How to disable SSLv3 in Apache

The original is from WeChat official account. ： Beauty of operation and maintenance , An official account of a rising posture. ！

Preface ：SSLv3 Loophole （CVE-2014-3566）,SSL3.0 Version is considered unsafe . It USES RC4 Encryption or CBC Mode encryption , The former is vulnerable to deviation attacks , The latter can lead to POODLE attack , In the production environment , This vulnerability is often scanned , For this vulnerability , need apache Server side deactivation SSLv3 agreement .

One 、 Environmental preparation

understand SSL and TLS：http In the process of data transmission, plaintext is used , To solve this problem https emerge as the times require ,ssl Is based on https Encryption protocol for . When ssl Update to 3.0 After version ,IETF（ Internet Engineering Task Force ） Yes ssl3.0 Standardized , The standardized agreement is TLS1.0, So TLS yes SSL The product of standardization ,TLS The current is 1.0 ,1.1,1.2 Three versions , By default 1.0, Here we are ssl and TLS With a basic understanding .

• web Server support TLS1.2 The required server running environment :

Apache The corresponding version should >=2.2.23;
OpenSSL The corresponding version should >= 1.0.1

• View the current server apache edition

[[email protected] conf.d]# httpd -v
Server version: Apache/2.4.29 (Unix)
Server built:   Jan 22 2018 16:51:25

• openssl edition

[[email protected] conf.d]# openssl version
OpenSSL 1.0.1e-fips 11 Feb 2013

Two 、 Environmental rectification

Test domain names with security vulnerabilities , As follows sslv3 Access can return information normally , An attacker may use this vulnerability to compromise the system .

[[email protected] conf.d]# curl  --sslv3 https://cs.df230.xyz/test/api/configs/fedch/all
{
  "overdue" : false,
  "success" : true,
  "errorCode" : null,
  "message" : " The request is successful ",
  "data" : {
    "global" : {
      "copyright" : " Feature list ",
}

apache The default support SSLv3,TLSv1,TLSv1.1,TLSv1.2 agreement

( notes ：ssl The function needs to be in http.conf Enable LoadModule ssl_module modules/mod_ssl.so)

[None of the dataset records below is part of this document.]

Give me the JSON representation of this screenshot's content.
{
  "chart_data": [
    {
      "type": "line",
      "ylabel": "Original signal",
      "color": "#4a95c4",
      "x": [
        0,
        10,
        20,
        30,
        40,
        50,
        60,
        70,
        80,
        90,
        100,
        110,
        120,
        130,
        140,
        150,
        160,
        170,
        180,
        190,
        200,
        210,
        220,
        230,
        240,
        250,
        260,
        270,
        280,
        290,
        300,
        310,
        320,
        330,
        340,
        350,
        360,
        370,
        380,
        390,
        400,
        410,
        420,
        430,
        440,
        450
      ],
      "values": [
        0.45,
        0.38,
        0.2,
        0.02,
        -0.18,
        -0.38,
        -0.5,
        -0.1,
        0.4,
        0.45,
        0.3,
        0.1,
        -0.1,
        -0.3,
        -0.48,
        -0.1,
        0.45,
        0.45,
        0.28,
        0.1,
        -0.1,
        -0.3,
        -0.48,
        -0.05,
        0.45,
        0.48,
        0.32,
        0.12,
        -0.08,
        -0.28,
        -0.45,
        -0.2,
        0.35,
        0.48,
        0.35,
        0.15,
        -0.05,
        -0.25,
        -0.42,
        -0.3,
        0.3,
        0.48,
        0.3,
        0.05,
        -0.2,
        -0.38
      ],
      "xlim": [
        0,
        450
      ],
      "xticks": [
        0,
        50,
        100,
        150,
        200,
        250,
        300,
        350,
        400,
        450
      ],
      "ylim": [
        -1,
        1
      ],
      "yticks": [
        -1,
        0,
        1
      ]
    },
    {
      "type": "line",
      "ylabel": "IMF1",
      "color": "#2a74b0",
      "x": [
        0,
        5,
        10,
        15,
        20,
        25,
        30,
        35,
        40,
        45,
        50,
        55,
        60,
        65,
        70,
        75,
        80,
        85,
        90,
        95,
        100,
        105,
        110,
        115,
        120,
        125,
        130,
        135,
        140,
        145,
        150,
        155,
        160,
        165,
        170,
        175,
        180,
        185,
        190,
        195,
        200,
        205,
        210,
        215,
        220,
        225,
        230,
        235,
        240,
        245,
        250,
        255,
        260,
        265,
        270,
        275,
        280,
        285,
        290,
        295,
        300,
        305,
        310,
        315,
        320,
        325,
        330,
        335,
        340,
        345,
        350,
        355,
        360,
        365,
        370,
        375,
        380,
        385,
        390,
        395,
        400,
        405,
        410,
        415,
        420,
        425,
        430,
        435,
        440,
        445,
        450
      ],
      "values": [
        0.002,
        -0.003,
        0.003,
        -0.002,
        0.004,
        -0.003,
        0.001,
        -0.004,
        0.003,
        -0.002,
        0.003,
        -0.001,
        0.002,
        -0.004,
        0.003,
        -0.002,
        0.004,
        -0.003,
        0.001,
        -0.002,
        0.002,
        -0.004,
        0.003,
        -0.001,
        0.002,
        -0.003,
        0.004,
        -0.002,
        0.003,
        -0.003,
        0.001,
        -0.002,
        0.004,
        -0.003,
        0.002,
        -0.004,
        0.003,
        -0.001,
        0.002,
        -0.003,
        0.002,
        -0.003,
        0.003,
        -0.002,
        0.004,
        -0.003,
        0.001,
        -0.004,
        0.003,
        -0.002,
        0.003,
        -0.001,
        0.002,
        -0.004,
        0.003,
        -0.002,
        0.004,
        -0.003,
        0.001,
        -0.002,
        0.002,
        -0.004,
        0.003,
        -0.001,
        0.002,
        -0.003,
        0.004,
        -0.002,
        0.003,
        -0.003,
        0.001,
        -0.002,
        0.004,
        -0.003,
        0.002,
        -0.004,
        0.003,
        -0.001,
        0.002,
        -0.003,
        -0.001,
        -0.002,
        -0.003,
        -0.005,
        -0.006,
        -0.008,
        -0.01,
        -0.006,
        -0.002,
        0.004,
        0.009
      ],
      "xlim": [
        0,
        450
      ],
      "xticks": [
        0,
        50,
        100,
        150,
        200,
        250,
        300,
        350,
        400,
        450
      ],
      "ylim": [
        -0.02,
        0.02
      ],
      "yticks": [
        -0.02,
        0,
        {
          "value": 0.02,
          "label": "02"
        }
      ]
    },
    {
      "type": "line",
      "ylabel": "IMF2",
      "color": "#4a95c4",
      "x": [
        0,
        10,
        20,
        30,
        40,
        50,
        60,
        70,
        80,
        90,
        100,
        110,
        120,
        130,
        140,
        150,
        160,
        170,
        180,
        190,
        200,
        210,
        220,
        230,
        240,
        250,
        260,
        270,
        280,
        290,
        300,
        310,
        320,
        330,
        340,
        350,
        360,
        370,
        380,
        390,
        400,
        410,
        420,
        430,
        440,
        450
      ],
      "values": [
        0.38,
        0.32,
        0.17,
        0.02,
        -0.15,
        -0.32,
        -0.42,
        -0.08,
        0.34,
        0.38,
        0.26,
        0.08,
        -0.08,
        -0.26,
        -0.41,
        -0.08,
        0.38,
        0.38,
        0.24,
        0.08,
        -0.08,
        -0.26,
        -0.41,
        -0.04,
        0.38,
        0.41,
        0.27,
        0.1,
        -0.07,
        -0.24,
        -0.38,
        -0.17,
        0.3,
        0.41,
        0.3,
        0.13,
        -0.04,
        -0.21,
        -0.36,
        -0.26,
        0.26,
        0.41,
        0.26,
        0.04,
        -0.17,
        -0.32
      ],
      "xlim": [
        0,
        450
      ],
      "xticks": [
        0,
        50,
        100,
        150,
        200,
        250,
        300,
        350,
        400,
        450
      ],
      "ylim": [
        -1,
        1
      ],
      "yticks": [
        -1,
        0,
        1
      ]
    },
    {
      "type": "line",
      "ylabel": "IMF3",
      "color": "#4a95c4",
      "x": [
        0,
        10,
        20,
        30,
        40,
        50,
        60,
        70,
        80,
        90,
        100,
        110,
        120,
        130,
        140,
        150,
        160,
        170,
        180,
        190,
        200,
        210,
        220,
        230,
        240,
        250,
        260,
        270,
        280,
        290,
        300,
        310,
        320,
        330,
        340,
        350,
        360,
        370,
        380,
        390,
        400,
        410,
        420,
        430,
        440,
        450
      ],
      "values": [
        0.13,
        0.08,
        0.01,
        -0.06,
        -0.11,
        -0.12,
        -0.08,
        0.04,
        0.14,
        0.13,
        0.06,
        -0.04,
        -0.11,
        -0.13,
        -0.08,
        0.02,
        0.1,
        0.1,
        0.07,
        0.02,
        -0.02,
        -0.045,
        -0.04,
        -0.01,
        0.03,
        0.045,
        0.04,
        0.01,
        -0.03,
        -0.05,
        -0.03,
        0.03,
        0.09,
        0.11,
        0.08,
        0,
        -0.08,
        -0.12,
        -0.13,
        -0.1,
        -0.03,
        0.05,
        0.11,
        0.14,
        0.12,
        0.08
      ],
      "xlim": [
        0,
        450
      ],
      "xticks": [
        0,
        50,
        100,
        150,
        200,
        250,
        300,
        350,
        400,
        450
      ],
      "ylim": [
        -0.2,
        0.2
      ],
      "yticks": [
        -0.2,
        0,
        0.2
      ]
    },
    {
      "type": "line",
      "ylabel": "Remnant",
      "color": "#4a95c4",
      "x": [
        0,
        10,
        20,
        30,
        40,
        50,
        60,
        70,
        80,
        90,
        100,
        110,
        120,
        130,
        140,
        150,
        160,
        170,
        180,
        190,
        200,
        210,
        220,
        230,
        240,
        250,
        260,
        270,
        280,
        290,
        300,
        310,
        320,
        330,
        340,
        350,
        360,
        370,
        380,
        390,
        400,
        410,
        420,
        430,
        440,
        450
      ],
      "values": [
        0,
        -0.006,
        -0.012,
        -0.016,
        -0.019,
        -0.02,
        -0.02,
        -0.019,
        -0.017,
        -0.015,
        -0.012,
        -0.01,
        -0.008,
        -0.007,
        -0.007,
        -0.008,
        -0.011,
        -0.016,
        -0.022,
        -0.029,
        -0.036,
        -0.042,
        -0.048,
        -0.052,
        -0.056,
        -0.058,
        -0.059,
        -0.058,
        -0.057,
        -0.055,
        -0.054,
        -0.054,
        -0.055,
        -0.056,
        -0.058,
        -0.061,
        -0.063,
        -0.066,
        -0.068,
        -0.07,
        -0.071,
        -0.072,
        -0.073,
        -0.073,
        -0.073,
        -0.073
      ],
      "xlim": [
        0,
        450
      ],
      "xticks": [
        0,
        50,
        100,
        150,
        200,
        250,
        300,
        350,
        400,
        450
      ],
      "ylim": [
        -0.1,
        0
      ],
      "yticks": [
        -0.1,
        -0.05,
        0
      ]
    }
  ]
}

apache The default configuration is as follows

SSLProtocol All -SSLv2

Entry directory /usr/local/apache/conf/extra

vi modify ssl.conf Follow the configuration below , The purpose is to close sslv3 agreement

SSLEngine on
SSLProtocol all -SSLv2 -SSLv3
SSLProtocol TLSv1.2

After the configuration is saved , need service httpd restart restart apache Make configuration effective

The test again sslv3 visit , cannot access

[[email protected] conf.d]# curl  --sslv3 https://cs.df230.xyz/test/api/configs/fedch/al
curl: (35) SSL connect error

adopt google browser F12 Enter development mode , You can see how the browser accesses the current domain name ssl Agreement for TLS1.2.

thus , Vulnerability rectification completed ,so easy！

More articles , Please follow the WeChat public account “ Beauty of operation and maintenance ”！